Tuesday, September 30, 2008

Illustrating

Illustrating is not as easy as it might seem. It's very difficult to listen to someone describe a scene (I may have it perfectly pictured in my mind) and then discover that it's not what they saw in their mind at all. For instance, try to picture a dog laying in front of a fire. That's easy for me, the dog is black and white, curled up in a ball and the fire is crackling merrily in a brick fireplace.

Some of you probably saw different colors or kinds of dogs. Some of you saw a fireplace, some pictured a campfire. Some had the dog all stretched out, some had him curled. See? Not as easy as it would seem.

Here's the description I was given for this next project, the cover of a book. The author wanted a glacier coming out of a mountain with an Aurora Borealis above it. The colors from the Aurora needed to be reflected in the mountains and glacier. Oh, and if that isn't hard enough we also need a glowing orb shining from within the glacier and a campfire scene out in front of the glacier.

First....glaciers and mountains are HUGE. It's almost impossible to physically get that on the same page, much less the sky scene also. Orb? What would an orb be doing in a glacier, glowing at that? And how to show it IN the glacier, but showing OUTSIDE the glacier? Oh, and if that's not enough on the page, lets add a campfire scene. I almost said no. But then decided to try it. After all the worse they could do is reject it and I would have had good practise at watercolor.

I painted the scene pretty much as depicted except that the Northern Lights on top is actually from another picture, my editor was able to piece it together. I had painted one picture with great Northern Lights but the glacier looked wrong, and another where the mountains and glacier looked good but the Northern Lights were wrong. Highest praise to the inventors of computers and digital editing!!!!

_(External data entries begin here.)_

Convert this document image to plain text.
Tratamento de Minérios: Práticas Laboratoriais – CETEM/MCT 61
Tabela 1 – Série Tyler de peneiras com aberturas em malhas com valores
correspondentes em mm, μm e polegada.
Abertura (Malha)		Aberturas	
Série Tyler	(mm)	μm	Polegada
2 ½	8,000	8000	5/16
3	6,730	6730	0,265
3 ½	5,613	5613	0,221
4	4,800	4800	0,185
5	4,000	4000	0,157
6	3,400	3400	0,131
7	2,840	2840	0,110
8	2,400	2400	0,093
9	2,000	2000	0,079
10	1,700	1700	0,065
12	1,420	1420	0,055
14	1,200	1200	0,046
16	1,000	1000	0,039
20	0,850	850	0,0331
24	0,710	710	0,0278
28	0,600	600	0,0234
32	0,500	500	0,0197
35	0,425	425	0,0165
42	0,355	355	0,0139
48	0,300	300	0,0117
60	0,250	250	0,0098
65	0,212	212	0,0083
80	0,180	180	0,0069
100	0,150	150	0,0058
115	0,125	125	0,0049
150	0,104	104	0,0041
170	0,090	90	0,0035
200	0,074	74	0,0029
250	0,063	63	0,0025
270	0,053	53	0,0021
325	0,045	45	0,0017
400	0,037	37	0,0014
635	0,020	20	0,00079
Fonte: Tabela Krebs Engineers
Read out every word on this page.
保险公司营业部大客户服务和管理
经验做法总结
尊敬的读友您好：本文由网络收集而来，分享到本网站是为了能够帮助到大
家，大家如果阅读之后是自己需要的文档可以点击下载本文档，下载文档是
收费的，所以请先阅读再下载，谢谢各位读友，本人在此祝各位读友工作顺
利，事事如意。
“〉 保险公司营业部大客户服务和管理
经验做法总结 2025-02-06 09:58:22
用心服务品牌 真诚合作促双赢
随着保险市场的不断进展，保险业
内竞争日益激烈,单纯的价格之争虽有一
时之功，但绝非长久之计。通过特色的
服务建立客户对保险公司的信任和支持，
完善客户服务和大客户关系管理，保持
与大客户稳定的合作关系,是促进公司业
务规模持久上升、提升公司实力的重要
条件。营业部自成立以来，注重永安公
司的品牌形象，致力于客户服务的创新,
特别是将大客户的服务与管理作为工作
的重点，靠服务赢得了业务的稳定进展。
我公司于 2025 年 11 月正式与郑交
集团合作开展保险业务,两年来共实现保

The author absolutely HATED my picture....I found out later he had just seen a black and white faxed version first. After he received the color picture by overnight mail, his opinion changed and he loved it. This was my first official illustration sale.

2 comments:

Aunt Krissy said...

I didnt know that he hated it the 1st time?! How could he do that? all the are that you do is wondeful!

PAK ART said...

He saw it in black and white over a fax. How good do you think this pic came through? I'd guess not too good. It needs the color.